Getting to grip with the two most common financial ratios

Julie Brownlee, Fsp Invest, 21 Aug. 2015

Tags: financial ratios, financial ratio, earnings per share, price earnings ratio, eps, pe



When it comes to investing in shares, there are a whole host of different financial ratios you’ll come across.

By far, the two most common are earnings per share and the price earnings ratio.

So what exactly are these ratios?

Read on to find out…



Financial ratio #1: Earnings per share (EPS)


If you look at a company’s results or articles about a company, you’re likely to come across earnings per share (EPS). This financial ratio tells you a company’s profits in relation to its share.

Earnings are a measurement of a company’s profits. To calculate EPS, you just take the company’s earnings and divide it by the number of shares in issue.

For example, if a company reports earnings of R2 million and there are 25 million ordinary shares in circulation, EPS is 8c.

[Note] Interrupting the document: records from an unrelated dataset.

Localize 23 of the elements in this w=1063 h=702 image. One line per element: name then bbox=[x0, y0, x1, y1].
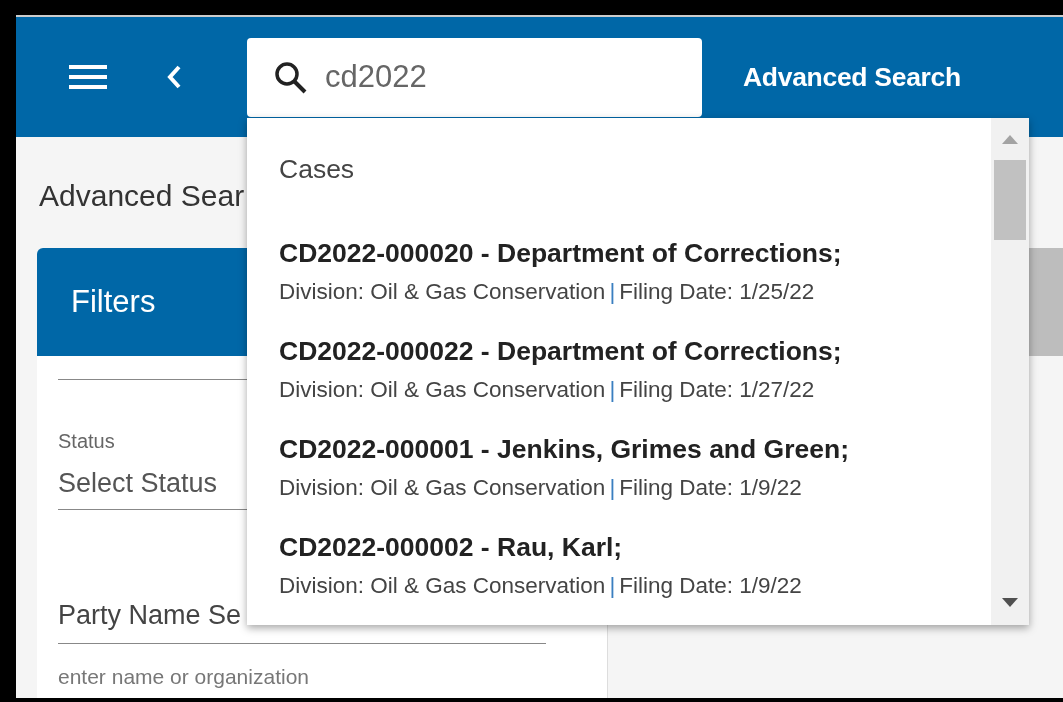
page-title: Advanced Sear bbox=[39, 179, 245, 214]
back-icon[interactable] bbox=[167, 65, 181, 89]
party-name-field[interactable]: Party Name Se bbox=[58, 600, 546, 644]
status-label: Status bbox=[58, 430, 115, 453]
search-result[interactable]: CD2022-000022 - Department of Corrections; Division: Oil & Gas Conservation | Filing Date: 1/27/22 bbox=[279, 336, 991, 403]
search-field[interactable]: cd2022 bbox=[247, 37, 702, 117]
search-input[interactable]: cd2022 bbox=[325, 59, 685, 95]
advanced-search-link[interactable]: Advanced Search bbox=[743, 61, 961, 93]
result-details: Division: Oil & Gas Conservation | Filing Date: 1/9/22 bbox=[279, 475, 802, 501]
result-details: Division: Oil & Gas Conservation | Filing Date: 1/25/22 bbox=[279, 279, 815, 305]
section-heading: Cases bbox=[279, 154, 355, 185]
scrollbar[interactable] bbox=[991, 118, 1029, 625]
menu-icon[interactable] bbox=[69, 64, 107, 90]
result-details: Division: Oil & Gas Conservation | Filing Date: 1/9/22 bbox=[279, 573, 802, 599]
search-result[interactable]: CD2022-000020 - Department of Corrections; Division: Oil & Gas Conservation | Filing Date: 1/25/22 bbox=[279, 238, 991, 305]
scrollbar-thumb[interactable] bbox=[994, 160, 1026, 240]
filters-title: Filters bbox=[71, 284, 156, 320]
search-result[interactable]: CD2022-000001 - Jenkins, Grimes and Green; Division: Oil & Gas Conservation | Filing Date: 1/9/22 bbox=[279, 434, 991, 501]
party-name-hint: enter name or organization bbox=[58, 665, 309, 689]
scroll-down-icon[interactable] bbox=[1002, 598, 1018, 607]
search-result[interactable]: CD2022-000002 - Rau, Karl; Division: Oil & Gas Conservation | Filing Date: 1/9/22 bbox=[279, 532, 991, 599]
result-details: Division: Oil & Gas Conservation | Filing Date: 1/27/22 bbox=[279, 377, 815, 403]
search-icon bbox=[274, 60, 307, 94]
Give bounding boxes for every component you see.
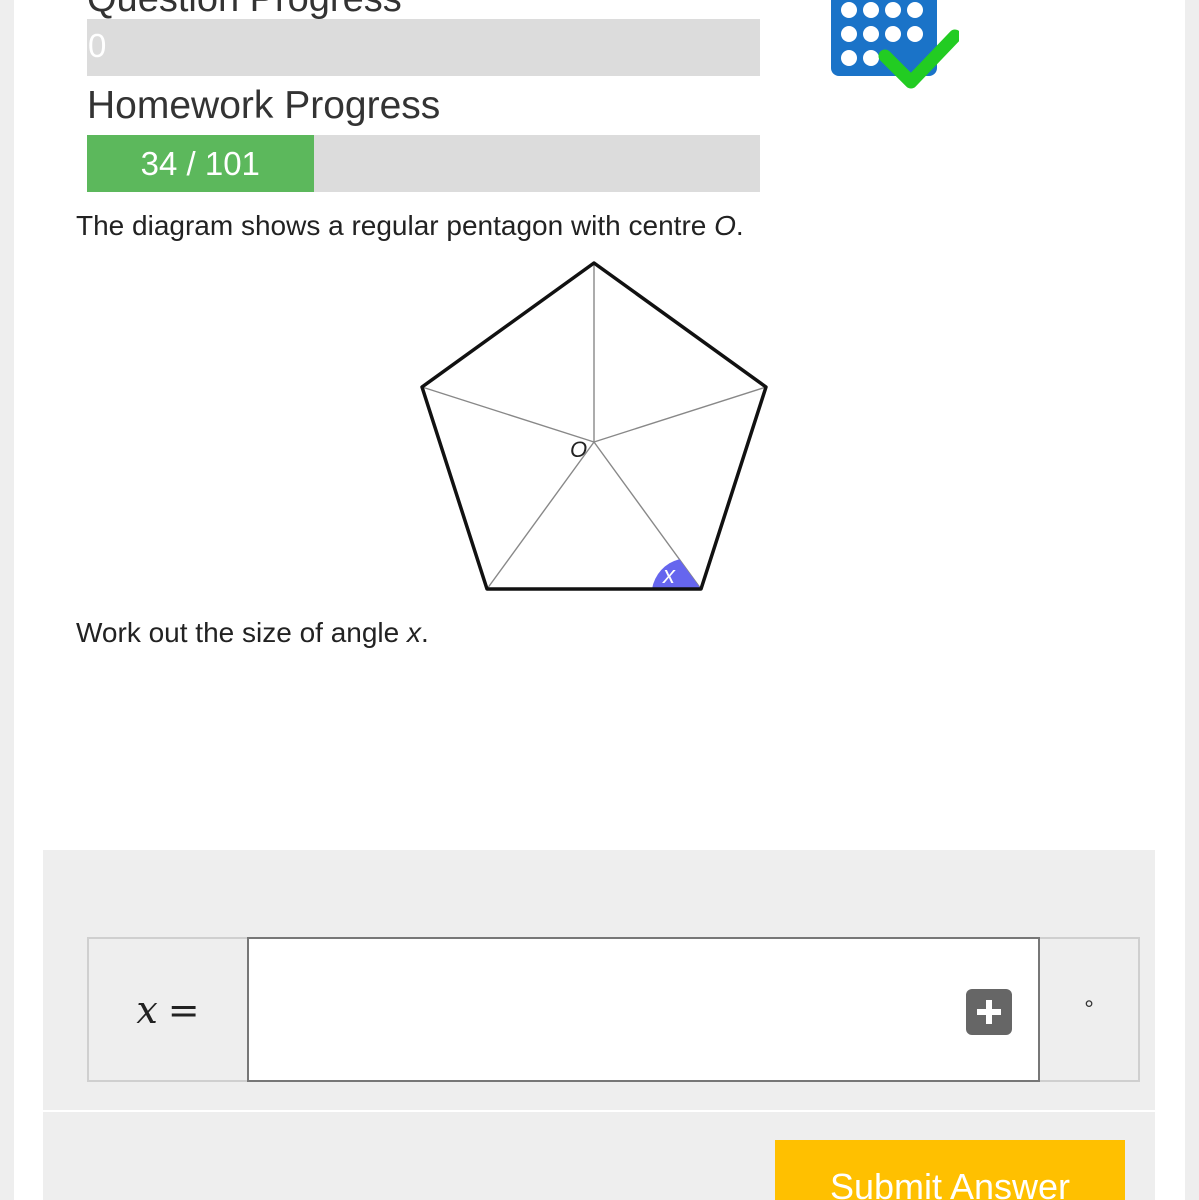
- question-progress-value: 0: [88, 27, 107, 64]
- question-progress-label: Question Progress: [87, 0, 402, 21]
- submit-answer-button[interactable]: Submit Answer: [775, 1140, 1125, 1200]
- answer-row: x = °: [87, 937, 1140, 1082]
- answer-input[interactable]: [249, 939, 951, 1082]
- homework-progress-bar: 34 / 101: [87, 135, 760, 192]
- question-text: The diagram shows a regular pentagon wit…: [76, 210, 744, 241]
- abacus-logo-icon: [831, 0, 959, 89]
- angle-label: x: [662, 562, 676, 589]
- center-label: O: [570, 437, 587, 462]
- pentagon-diagram: O x: [420, 261, 768, 591]
- answer-input-box[interactable]: [247, 937, 1040, 1082]
- plus-icon[interactable]: [966, 989, 1012, 1035]
- homework-progress-fill: 34 / 101: [87, 135, 314, 192]
- task-text: Work out the size of angle x.: [76, 617, 429, 648]
- answer-panel: x = °: [43, 850, 1155, 1112]
- angle-x-marker: [652, 559, 701, 589]
- answer-variable-label: x =: [136, 987, 200, 1032]
- question-progress-bar: 0: [87, 19, 760, 76]
- page: Question Progress 0 Homework Progress 34…: [14, 0, 1185, 1200]
- homework-progress-label: Homework Progress: [87, 84, 441, 127]
- degree-unit: °: [1084, 995, 1094, 1023]
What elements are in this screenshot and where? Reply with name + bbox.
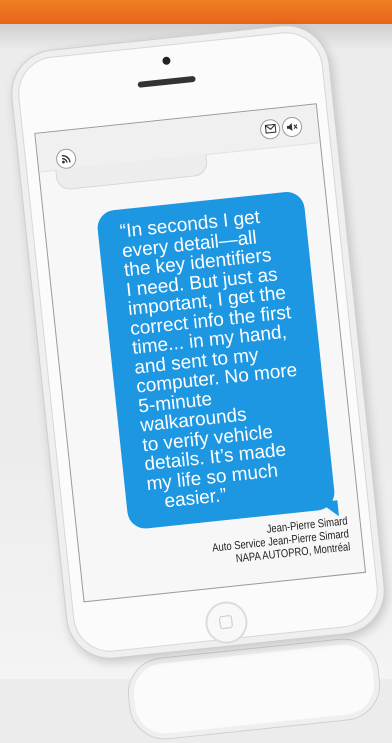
speaker-grille: [137, 75, 196, 88]
home-square-icon: [218, 614, 234, 630]
camera-icon: [162, 56, 171, 66]
phone-frame: “In seconds I get every detail—all the k…: [6, 20, 390, 664]
rss-icon[interactable]: [55, 147, 78, 170]
testimonial-attribution: Jean-Pierre Simard Auto Service Jean-Pie…: [184, 515, 351, 571]
phone-screen: “In seconds I get every detail—all the k…: [34, 103, 367, 603]
top-accent-bar: [0, 0, 392, 24]
home-button[interactable]: [203, 599, 250, 646]
testimonial-bubble: “In seconds I get every detail—all the k…: [95, 190, 337, 531]
mute-icon[interactable]: [281, 116, 304, 138]
mail-icon[interactable]: [259, 118, 282, 141]
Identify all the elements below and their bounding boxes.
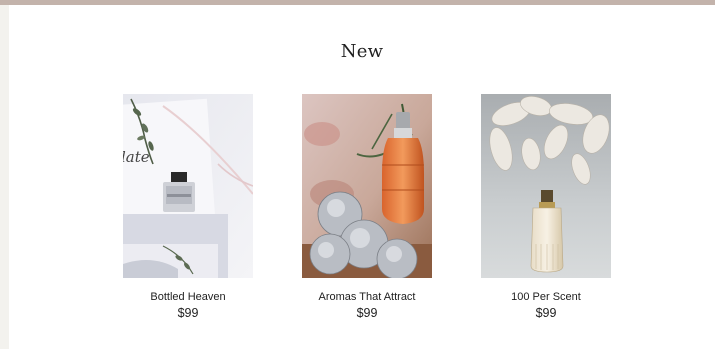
product-card-100-per-scent[interactable]: 100 Per Scent $99 [481, 94, 611, 320]
product-name[interactable]: Bottled Heaven [93, 291, 283, 303]
product-price: $99 [177, 306, 199, 320]
svg-text:late: late [123, 148, 150, 166]
section-title: New [340, 41, 384, 62]
product-card-bottled-heaven[interactable]: late Bottled Heaven $99 [123, 94, 253, 320]
product-image[interactable] [481, 94, 611, 278]
product-image[interactable] [302, 94, 432, 278]
product-card-aromas-that-attract[interactable]: Aromas That Attract $99 [302, 94, 432, 320]
product-image[interactable]: late [123, 94, 253, 278]
product-price: $99 [356, 306, 378, 320]
product-price: $99 [535, 306, 557, 320]
product-name[interactable]: Aromas That Attract [272, 291, 462, 303]
product-name[interactable]: 100 Per Scent [451, 291, 641, 303]
new-products-section: New late Bottled Heaven $99 Aromas That … [9, 5, 715, 349]
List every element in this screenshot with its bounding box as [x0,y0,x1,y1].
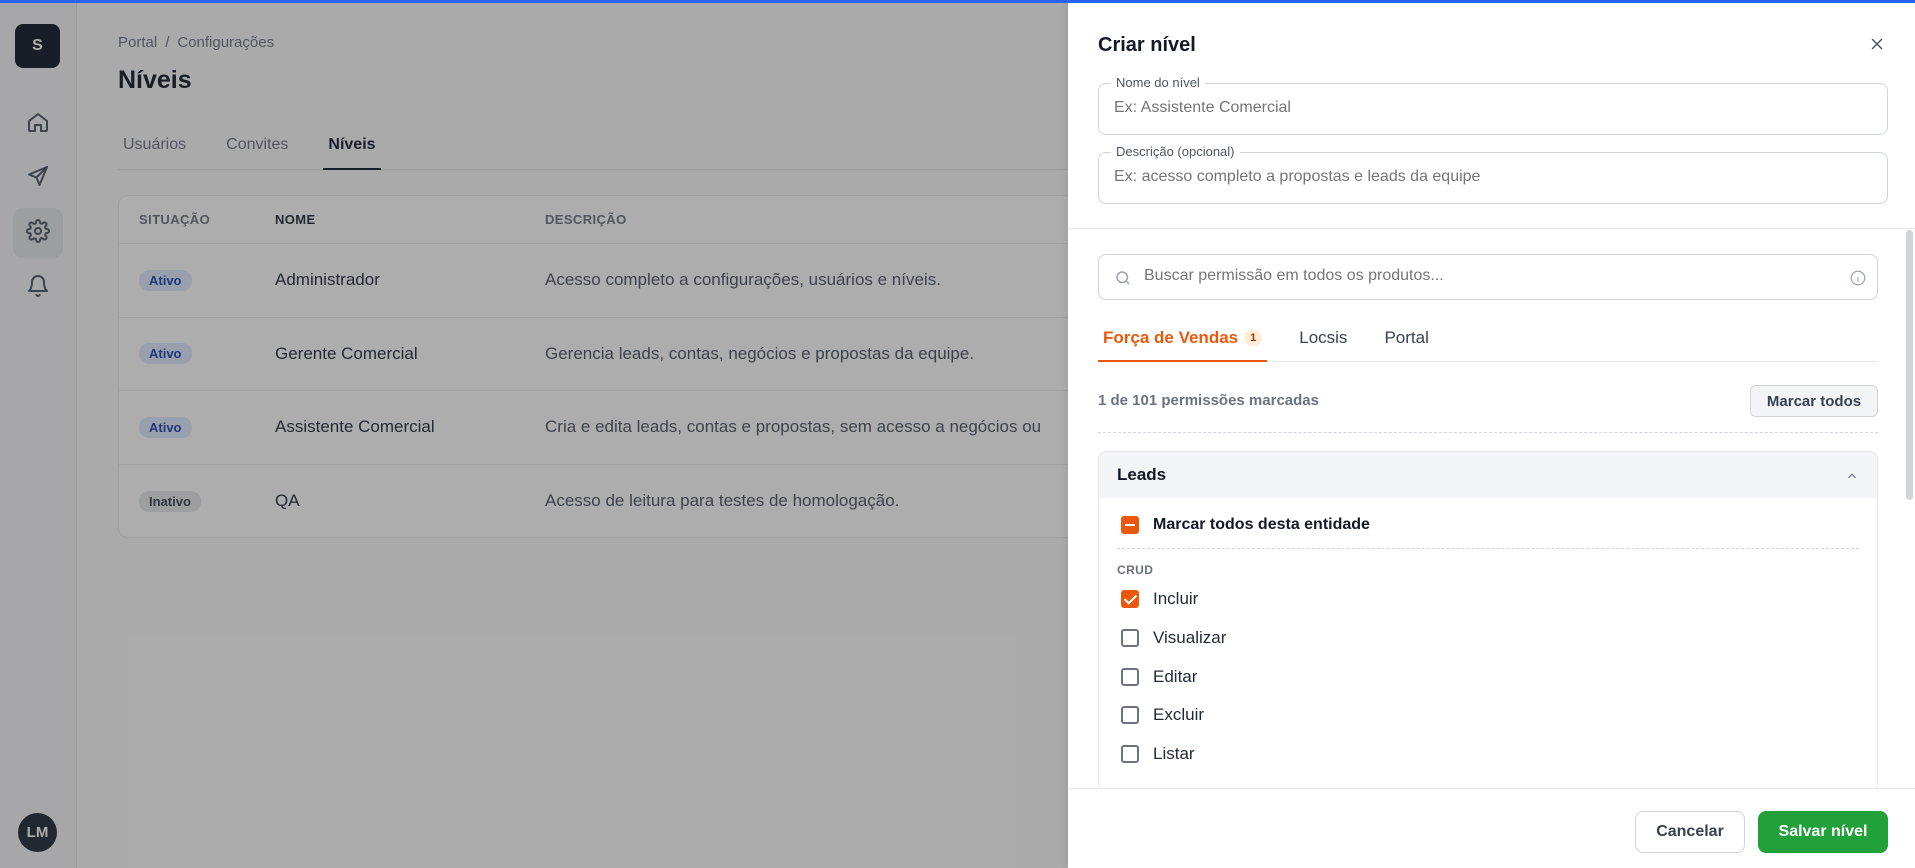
permission-count: 1 de 101 permissões marcadas [1098,392,1319,409]
close-button[interactable] [1865,34,1889,58]
tab-portal[interactable]: Portal [1379,322,1433,362]
description-input[interactable] [1114,168,1864,186]
mark-all-button[interactable]: Marcar todos [1750,385,1878,417]
mark-all-entity-checkbox[interactable]: Marcar todos desta entidade [1121,516,1370,534]
indeterminate-checkbox[interactable] [1121,516,1139,534]
checkbox[interactable] [1121,706,1139,724]
description-field[interactable]: Descrição (opcional) [1098,144,1888,204]
level-name-input[interactable] [1114,99,1864,117]
tab-forca-de-vendas[interactable]: Força de Vendas 1 [1098,322,1268,362]
dashed-divider [1117,548,1859,549]
permission-excluir[interactable]: Excluir [1121,705,1204,725]
permission-search-input[interactable] [1144,267,1824,285]
drawer-footer: Cancelar Salvar nível [1068,788,1915,868]
save-level-button[interactable]: Salvar nível [1758,811,1888,853]
permission-label: Excluir [1153,705,1205,724]
permission-listar[interactable]: Listar [1121,744,1195,764]
modal-backdrop[interactable] [0,0,1068,868]
mark-all-entity-label: Marcar todos desta entidade [1153,516,1370,533]
permission-incluir[interactable]: Incluir [1121,589,1198,609]
drawer-title: Criar nível [1098,34,1196,56]
create-level-drawer: Criar nível Nome do nível Descrição (opc… [1068,0,1915,868]
close-icon [1868,35,1886,58]
product-tabs: Força de Vendas 1 Locsis Portal [1098,322,1878,362]
tab-locsis[interactable]: Locsis [1294,322,1352,362]
entity-leads-section: Leads Marcar todos desta entidade CRUD I… [1098,451,1878,791]
checkbox[interactable] [1121,590,1139,608]
search-icon [1114,269,1132,287]
section-divider [1068,228,1915,229]
top-accent-line [0,0,1915,3]
cancel-button[interactable]: Cancelar [1635,811,1745,853]
permission-search[interactable] [1098,254,1878,300]
description-label: Descrição (opcional) [1111,144,1240,159]
permission-label: Incluir [1153,589,1199,608]
scrollbar[interactable] [1906,230,1913,500]
dashed-divider [1098,432,1878,433]
group-label: CRUD [1117,563,1154,577]
chevron-up-icon [1845,468,1859,482]
checkbox[interactable] [1121,629,1139,647]
permission-editar[interactable]: Editar [1121,667,1197,687]
checkbox[interactable] [1121,668,1139,686]
selected-count-badge: 1 [1244,330,1263,346]
level-name-field[interactable]: Nome do nível [1098,75,1888,135]
permission-visualizar[interactable]: Visualizar [1121,628,1226,648]
tab-label: Força de Vendas [1103,328,1239,347]
entity-name: Leads [1117,465,1167,484]
permission-label: Editar [1153,667,1198,686]
permission-label: Visualizar [1153,628,1227,647]
info-icon[interactable] [1849,269,1867,287]
permission-label: Listar [1153,744,1195,763]
checkbox[interactable] [1121,745,1139,763]
entity-header[interactable]: Leads [1099,452,1877,498]
level-name-label: Nome do nível [1111,75,1205,90]
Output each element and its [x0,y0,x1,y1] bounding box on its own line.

Financial ratio #2: Price earnings (PE) ratio


The price earnings (PE) ratio is a very common way to weigh up a company. It uses a company’s current share price compared with its earnings.

The PE ratio can indicate whether a company is overpriced or under-priced in relation to other companies.

If a company has a PE ratio of 10, it means you’re prepared to pay ten times the current earnings for the share. If the PE was 20, it means you’re prepared to pay 20 times the current earnings for the share.

By using a lot of different ratios together, you can see how a company performs and how it is likely to perform into the future.

So there you have it. Getting to grip with the two most common financial ratios.